Photo by Tony Cenicola - by way of New York Times.
There a paleo dinner in NYC, as covered here, by the organizer, Melissa McEwen (seen in above photo). With the help of DeBragga, our New York Distributor, Heath Putnam Farms (bka* "Wooly Pigs") is donating Mangalitsa pork to the event.
Here's a New York Times article about them - it communicates how healthy and animal-fat friendly they are:
Perhaps he'll roast and eat that leg, and then fast for a while. If he cured it, he could eat it in slices, like these Mangalitsa products, instead of having to eat it all at once.
The caveman lifestyle, in Mr. Durant’s interpretation, involves eating large quantities of meat and then fasting between meals to approximate the lean times that his distant ancestors faced between hunts. Vegetables and fruit are fine, but he avoids foods like bread that were unavailable before the invention of agriculture...
Photo by Béatrice de Géa - by way of New York Times.
Over the years, I have noticed that pretty much everyone wants a free sample of Mangalitsa. They've heard it is the best and they know it is rare. Even if they don't ever intend to buy - as that would require changing their purchasing habits - they want to try.
Similarly, a lot of people have heard that Wagyu beef is the best. They want to try it, even if they won't buy it again.
Hence, as a rule, I don't give out free samples.
However, in the course of selling in Seattle, I've met paleos and Weston A Price foundation members. Here's what I've noticed:
- They are healthy! They look healthier than 99% of the people I meet. You couldn't pick better poster children for our pigs, given how fat-prone they are. Look at the photos of them above! Then look at a photos of vegetarians, for comparison.

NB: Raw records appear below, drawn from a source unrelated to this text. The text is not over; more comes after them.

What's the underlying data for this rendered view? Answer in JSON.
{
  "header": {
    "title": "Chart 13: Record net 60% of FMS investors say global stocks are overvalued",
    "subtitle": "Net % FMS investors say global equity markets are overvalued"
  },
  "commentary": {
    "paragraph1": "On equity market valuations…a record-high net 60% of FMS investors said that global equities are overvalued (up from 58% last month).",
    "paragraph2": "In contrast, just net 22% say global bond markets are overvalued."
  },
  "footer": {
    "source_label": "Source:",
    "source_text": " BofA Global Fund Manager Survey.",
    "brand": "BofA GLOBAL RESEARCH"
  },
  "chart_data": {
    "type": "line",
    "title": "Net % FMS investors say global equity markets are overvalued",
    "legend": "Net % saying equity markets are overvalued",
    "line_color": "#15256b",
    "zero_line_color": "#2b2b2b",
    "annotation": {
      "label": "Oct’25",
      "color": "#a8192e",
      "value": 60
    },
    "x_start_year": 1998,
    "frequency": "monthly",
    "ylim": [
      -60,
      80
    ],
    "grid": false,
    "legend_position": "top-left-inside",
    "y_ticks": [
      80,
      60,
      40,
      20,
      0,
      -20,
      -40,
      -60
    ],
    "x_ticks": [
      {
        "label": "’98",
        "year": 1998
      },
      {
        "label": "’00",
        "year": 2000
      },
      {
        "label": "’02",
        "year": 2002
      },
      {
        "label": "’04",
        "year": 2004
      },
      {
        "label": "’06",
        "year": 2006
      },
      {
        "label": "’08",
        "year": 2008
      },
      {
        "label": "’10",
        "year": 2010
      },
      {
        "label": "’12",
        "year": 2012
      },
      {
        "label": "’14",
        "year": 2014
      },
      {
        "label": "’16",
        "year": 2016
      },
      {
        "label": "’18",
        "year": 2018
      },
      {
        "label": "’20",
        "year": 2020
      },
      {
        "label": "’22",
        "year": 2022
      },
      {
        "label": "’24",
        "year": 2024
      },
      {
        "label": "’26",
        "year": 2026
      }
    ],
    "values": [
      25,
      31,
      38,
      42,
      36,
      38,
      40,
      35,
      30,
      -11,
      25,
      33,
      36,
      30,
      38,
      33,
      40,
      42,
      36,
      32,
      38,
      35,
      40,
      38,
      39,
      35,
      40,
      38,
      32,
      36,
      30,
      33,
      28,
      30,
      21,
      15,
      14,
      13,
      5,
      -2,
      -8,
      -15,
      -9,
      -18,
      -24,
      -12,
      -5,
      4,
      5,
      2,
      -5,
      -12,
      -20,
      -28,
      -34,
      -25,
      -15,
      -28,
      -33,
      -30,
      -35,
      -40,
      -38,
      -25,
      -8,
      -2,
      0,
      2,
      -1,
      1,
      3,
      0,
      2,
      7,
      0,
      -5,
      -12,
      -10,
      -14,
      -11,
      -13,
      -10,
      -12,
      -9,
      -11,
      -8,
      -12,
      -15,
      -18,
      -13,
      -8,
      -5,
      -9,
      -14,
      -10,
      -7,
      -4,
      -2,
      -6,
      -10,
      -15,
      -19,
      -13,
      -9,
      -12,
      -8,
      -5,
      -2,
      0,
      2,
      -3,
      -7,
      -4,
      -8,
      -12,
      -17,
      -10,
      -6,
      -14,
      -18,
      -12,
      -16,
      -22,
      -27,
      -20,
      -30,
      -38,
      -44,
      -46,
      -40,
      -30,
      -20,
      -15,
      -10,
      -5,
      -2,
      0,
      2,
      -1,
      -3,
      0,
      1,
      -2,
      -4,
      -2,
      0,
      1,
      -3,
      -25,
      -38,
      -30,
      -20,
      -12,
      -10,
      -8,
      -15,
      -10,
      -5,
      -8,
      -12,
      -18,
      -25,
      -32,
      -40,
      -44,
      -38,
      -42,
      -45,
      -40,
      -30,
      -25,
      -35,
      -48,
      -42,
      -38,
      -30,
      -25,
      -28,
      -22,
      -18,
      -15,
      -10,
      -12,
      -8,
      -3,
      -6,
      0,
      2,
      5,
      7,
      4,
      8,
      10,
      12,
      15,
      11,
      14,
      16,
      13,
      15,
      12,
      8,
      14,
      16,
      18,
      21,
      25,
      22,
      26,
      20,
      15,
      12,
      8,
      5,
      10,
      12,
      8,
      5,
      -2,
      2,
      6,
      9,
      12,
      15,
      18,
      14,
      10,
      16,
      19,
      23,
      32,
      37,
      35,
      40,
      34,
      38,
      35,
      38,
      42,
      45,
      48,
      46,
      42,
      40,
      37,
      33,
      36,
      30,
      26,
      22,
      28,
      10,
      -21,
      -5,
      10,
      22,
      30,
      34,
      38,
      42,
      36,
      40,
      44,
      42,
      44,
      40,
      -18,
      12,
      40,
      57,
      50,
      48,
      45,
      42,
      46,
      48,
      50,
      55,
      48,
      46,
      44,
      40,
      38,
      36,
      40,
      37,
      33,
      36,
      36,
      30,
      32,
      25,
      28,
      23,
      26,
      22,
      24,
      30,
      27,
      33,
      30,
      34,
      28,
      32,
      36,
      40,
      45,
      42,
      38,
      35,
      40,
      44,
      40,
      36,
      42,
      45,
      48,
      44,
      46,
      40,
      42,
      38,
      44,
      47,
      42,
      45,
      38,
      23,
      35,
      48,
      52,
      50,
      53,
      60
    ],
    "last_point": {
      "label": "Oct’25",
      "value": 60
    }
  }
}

- They are fat-friendly. If some young, polite well-dressed people come up at the farmers market and ask for a tub of lard, they are probably paleos or Weston A Price Foundation members. The foodie paleos might want the Speck or the lardo - in any case, they want what we've got: super-high quality animal fat.
- They are generally conscientious, polite and well-educated.
- They share information with others about food and what's good.
- They are informed about food, fat composition and quality. They care about what we do.
Hence Wooly Pigs (via DeBragga) is happy to donate some stuff to NYC paleos. My only real request was that attendees know what they are eating and that DeBragga can get them more.